Emmanuel Macron n'aura pas attendu longtemps pour convoquer le Congrès. A peine le président de la nouvelle Assemblée nationale élu, le chef de l'Etat a confirmé la date qui circulait déjà, celle du 3 juillet. Emmanuel Macron avait affirmé lorsqu'il n'était que candidat qu'il voulait s'exprimer chaque année devant les parlementaires. La question, explique l'Elysée, était donc celle « du top départ » de ces réunions du Congrès en ce début de quinquennat. Emmanuel Macron a choisi de s'exprimer très vite.
Le procédé est assez inhabituel. Si le chef de l'Etat est en droit de s'exprimer devant le Parlement réuni à cet effet en Congrès, c'est-à-dire députés et sénateurs siégeant ensemble, c'est plutôt lors de réformes constitutionnelles qu'il le fait. Là, cela ressemble beaucoup à ce que peut faire le président américain lors du discours annuel sur l'état de l'Union. Pour Emmanuel Macron, ce sera l'occasion de donner le cap et rappeler les réformes déjà lancées et envisagées.

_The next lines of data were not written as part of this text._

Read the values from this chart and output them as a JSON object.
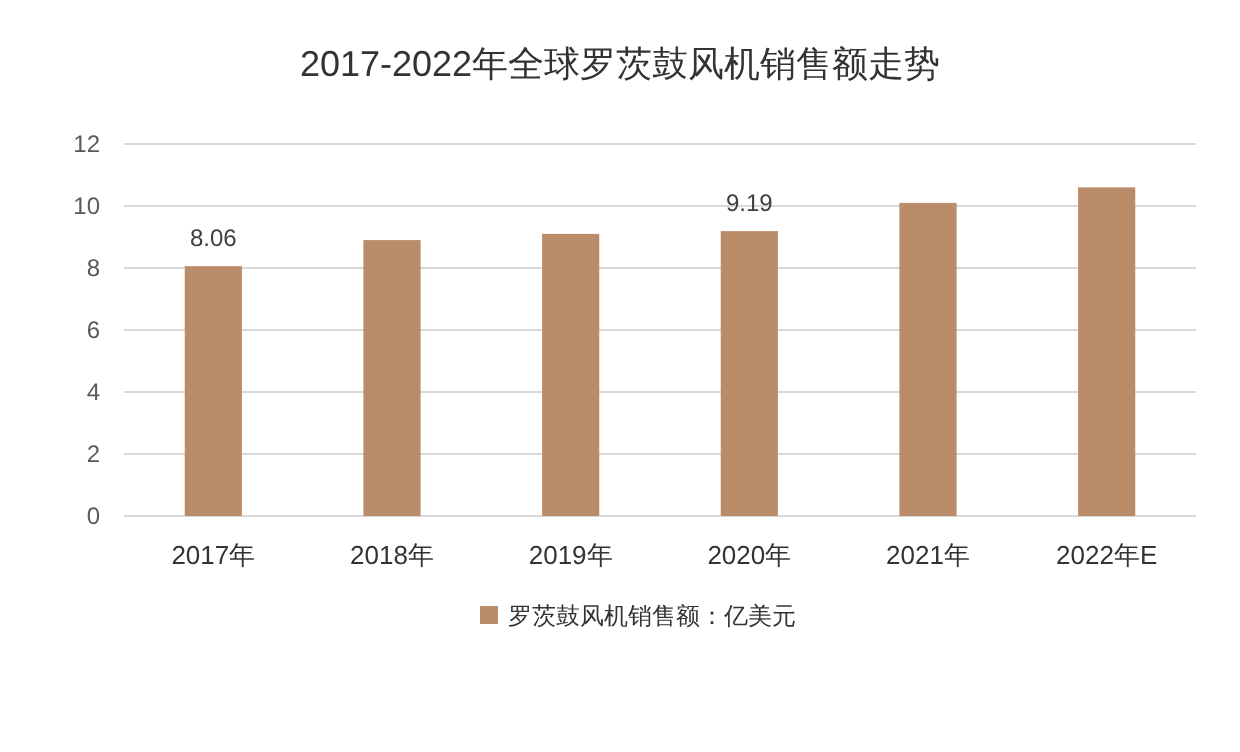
{
  "chart_data": {
    "type": "bar",
    "title": "2017-2022年全球罗茨鼓风机销售额走势",
    "categories": [
      "2017年",
      "2018年",
      "2019年",
      "2020年",
      "2021年",
      "2022年E"
    ],
    "series": [
      {
        "name": "罗茨鼓风机销售额：亿美元",
        "color": "#bb8c69",
        "values": [
          8.06,
          8.9,
          9.1,
          9.19,
          10.1,
          10.6
        ],
        "value_labels": [
          "8.06",
          null,
          null,
          "9.19",
          null,
          null
        ]
      }
    ],
    "ylim": [
      0,
      12
    ],
    "yticks": [
      0,
      2,
      4,
      6,
      8,
      10,
      12
    ],
    "grid": "y",
    "legend": "bottom"
  }
}
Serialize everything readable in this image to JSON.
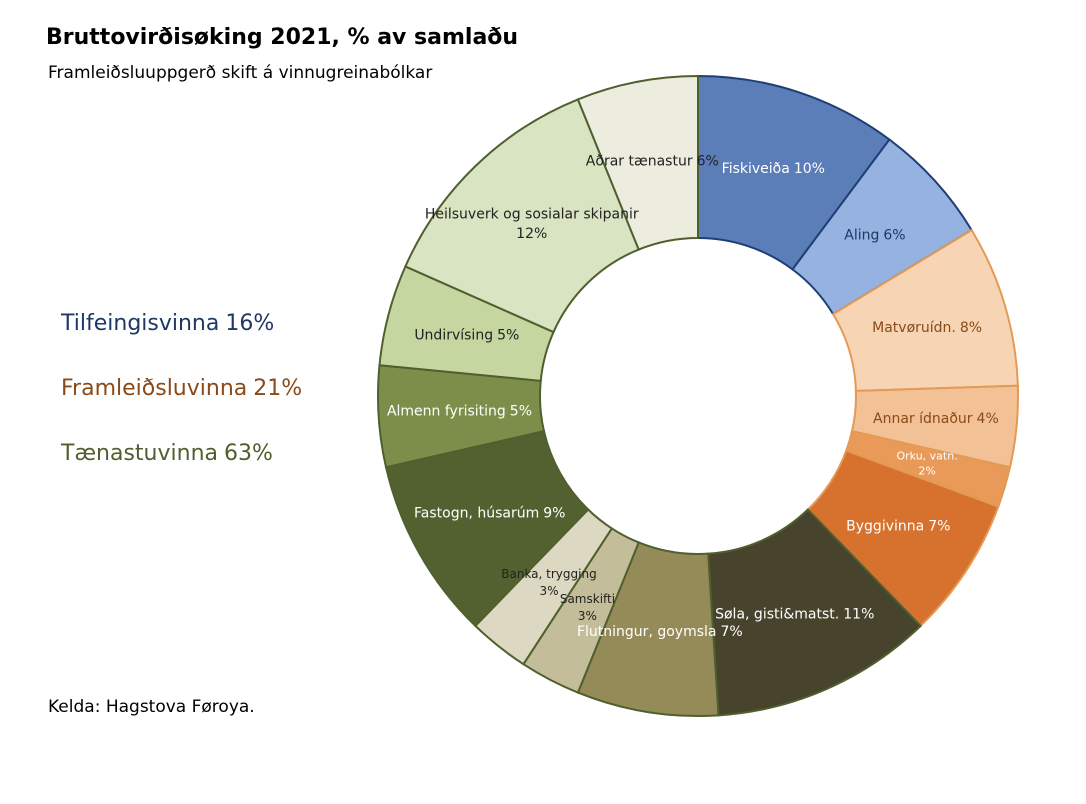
{
  "chart_data": {
    "type": "pie",
    "title": "Bruttovirðisøking 2021, % av samlaðu",
    "subtitle": "Framleiðsluuppgerð skift á vinnugreinabólkar",
    "source": "Kelda: Hagstova Føroya.",
    "categories": [
      "Fiskiveiða",
      "Aling",
      "Matvøruídn.",
      "Annar ídnaður",
      "Orku, vatn.",
      "Byggivinna",
      "Søla, gisti&matst.",
      "Flutningur, goymsla",
      "Samskifti",
      "Banka, trygging",
      "Fastogn, húsarúm",
      "Almenn fyrisiting",
      "Undirvísing",
      "Heilsuverk og sosialar skipanir",
      "Aðrar tænastur"
    ],
    "values": [
      10,
      6,
      8,
      4,
      2,
      7,
      11,
      7,
      3,
      3,
      9,
      5,
      5,
      12,
      6
    ],
    "value_labels": [
      "10%",
      "6%",
      "8%",
      "4%",
      "2%",
      "7%",
      "11%",
      "7%",
      "3%",
      "3%",
      "9%",
      "5%",
      "5%",
      "12%",
      "6%"
    ],
    "colors": [
      "#5b7db8",
      "#95b2e0",
      "#f7d4b4",
      "#f3c196",
      "#e99a58",
      "#d6712e",
      "#48432c",
      "#948b58",
      "#c4bd9a",
      "#ddd8c2",
      "#536130",
      "#7d8e4a",
      "#c5d6a0",
      "#d9e4c2",
      "#eceddf"
    ],
    "edge_colors": [
      "#1f3f74",
      "#1f3f74",
      "#e39a55",
      "#e39a55",
      "#e39a55",
      "#e39a55",
      "#4f5f2e",
      "#4f5f2e",
      "#4f5f2e",
      "#4f5f2e",
      "#4f5f2e",
      "#4f5f2e",
      "#4f5f2e",
      "#4f5f2e",
      "#4f5f2e"
    ],
    "label_colors": [
      "#ffffff",
      "#1f3864",
      "#8a4a1a",
      "#8a4a1a",
      "#ffffff",
      "#ffffff",
      "#ffffff",
      "#ffffff",
      "#222222",
      "#222222",
      "#ffffff",
      "#ffffff",
      "#222222",
      "#222222",
      "#222222"
    ],
    "groups": [
      {
        "name": "Tilfeingisvinna",
        "value": 16,
        "value_label": "16%",
        "color": "#1f3864"
      },
      {
        "name": "Framleiðsluvinna",
        "value": 21,
        "value_label": "21%",
        "color": "#8a4a1a"
      },
      {
        "name": "Tænastuvinna",
        "value": 63,
        "value_label": "63%",
        "color": "#4f5f2e"
      }
    ]
  }
}
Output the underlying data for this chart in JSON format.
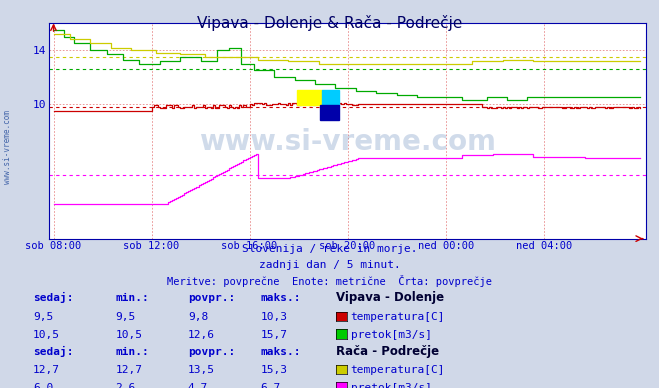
{
  "title": "Vipava - Dolenje & Rača - Podrečje",
  "subtitle1": "Slovenija / reke in morje.",
  "subtitle2": "zadnji dan / 5 minut.",
  "subtitle3": "Meritve: povprečne  Enote: metrične  Črta: povprečje",
  "bg_color": "#d0d8e8",
  "plot_bg_color": "#ffffff",
  "text_color": "#0000cc",
  "title_color": "#000066",
  "xtick_labels": [
    "sob 08:00",
    "sob 12:00",
    "sob 16:00",
    "sob 20:00",
    "ned 00:00",
    "ned 04:00"
  ],
  "xtick_positions": [
    0,
    48,
    96,
    144,
    192,
    240
  ],
  "ylim": [
    0,
    16
  ],
  "ytick_labels": [
    "10",
    "14"
  ],
  "ytick_values": [
    10,
    14
  ],
  "total_points": 288,
  "vipava_temp_color": "#cc0000",
  "vipava_flow_color": "#00aa00",
  "raca_temp_color": "#cccc00",
  "raca_flow_color": "#ff00ff",
  "avg_vipava_temp": 9.8,
  "avg_vipava_flow": 12.6,
  "avg_raca_temp": 13.5,
  "avg_raca_flow": 4.7,
  "watermark_text": "www.si-vreme.com",
  "watermark_color": "#6688bb",
  "watermark_alpha": 0.3,
  "sidebar_text": "www.si-vreme.com",
  "sidebar_color": "#4466aa",
  "legend_title1": "Vipava - Dolenje",
  "legend_title2": "Rača - Podrečje",
  "stats": [
    {
      "sedaj": "9,5",
      "min": "9,5",
      "povpr": "9,8",
      "maks": "10,3",
      "label": "temperatura[C]",
      "color": "#cc0000"
    },
    {
      "sedaj": "10,5",
      "min": "10,5",
      "povpr": "12,6",
      "maks": "15,7",
      "label": "pretok[m3/s]",
      "color": "#00cc00"
    },
    {
      "sedaj": "12,7",
      "min": "12,7",
      "povpr": "13,5",
      "maks": "15,3",
      "label": "temperatura[C]",
      "color": "#cccc00"
    },
    {
      "sedaj": "6,0",
      "min": "2,6",
      "povpr": "4,7",
      "maks": "6,7",
      "label": "pretok[m3/s]",
      "color": "#ff00ff"
    }
  ]
}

Ce discours va intervenir quelques heures avant la déclaration de politique générale d’Edouard Philippe. Mais à entendre l'entourage du président de la République, son intervention n'éclipsera pas celle de son Premier ministre. Les deux prises de parole sont présentées comme complémentaires, « articulées » l'une avec l'autre, écrites en concertation.
Edouard Philippe n'en prendrait pas ombrage. Une députée de La République en marche explique même qu'il a bien compris le mode de fonctionnement d'Emmanuel Macron et que chacun est dans son rôle. Au président de la République, l'impulsion politique ; au Premier ministre, la mise en œuvre. Ce qui n'empêchera pas l'un de prendre plus la lumière que l'autre.
« Squeezer le gouvernement »
L’annonce a cependant suscité des critiques. Pour le chef de file des députés Nouvelle gauche à l’Assemblée Olivier Faure, ce discours du président devant le Congrès renvoie à une conception « la plus archaïque de la Ve République ». Cela « symbolise le retour du pouvoir personnel », écrit-il dans un communiqué. Mais Olivier Faure va plus loin. « Il y a une humiliation du Premier ministre », estime-t-il. Il « cherche à contourner son propre gouvernement et à prendre les devants avec un Premier ministre qui sera condamné à simplement répéter le lendemain devant l’Assemblée ce que le président aura dit la veille. »
Le président de l’Union des démocrates et indépendants Jean-Christophe Lagarde, lui, a annoncé qu’il ne se rendra pas à Versailles lundi, car il estime que cela revient à évincer le gouvernement. « Il avait dit pendant la campagne qu’il souhaitait présider et laisser le gouvernement gouverner. C’est squeezer le gouvernement que d’intervenir la veille de la déclaration de politique générale du Premier ministre à l’Assemblée », a-t-il affirmé à l’AFP.
Emmanuel Macron n'est pas le premier chef de l'Etat français à s'exprimer devant le Congrès, ce qui lui est permis depuis la révision constitutionnelle de 2008 alors qu'il ne pouvait auparavant y communiquer que par la voie de messages lus. Le 22 juin 2009, c'est devant le Congrès que Nicolas Sarkozy avait annoncé le remaniement du gouvernement dirigé par François Fillon et le lancement d'un emprunt pour financer les mesures gouvernementales à venir.
Six ans plus tard, le 16 novembre 2015, son successeur François Hollande s'y est à son tour exprimé afin de « rassembler la Nation » après les attentats qui trois jours plus tôt avaient fait 130 morts à Paris. C'est à cette occasion qu'il avait appelé à un loi permettant la déchéance de nationalité.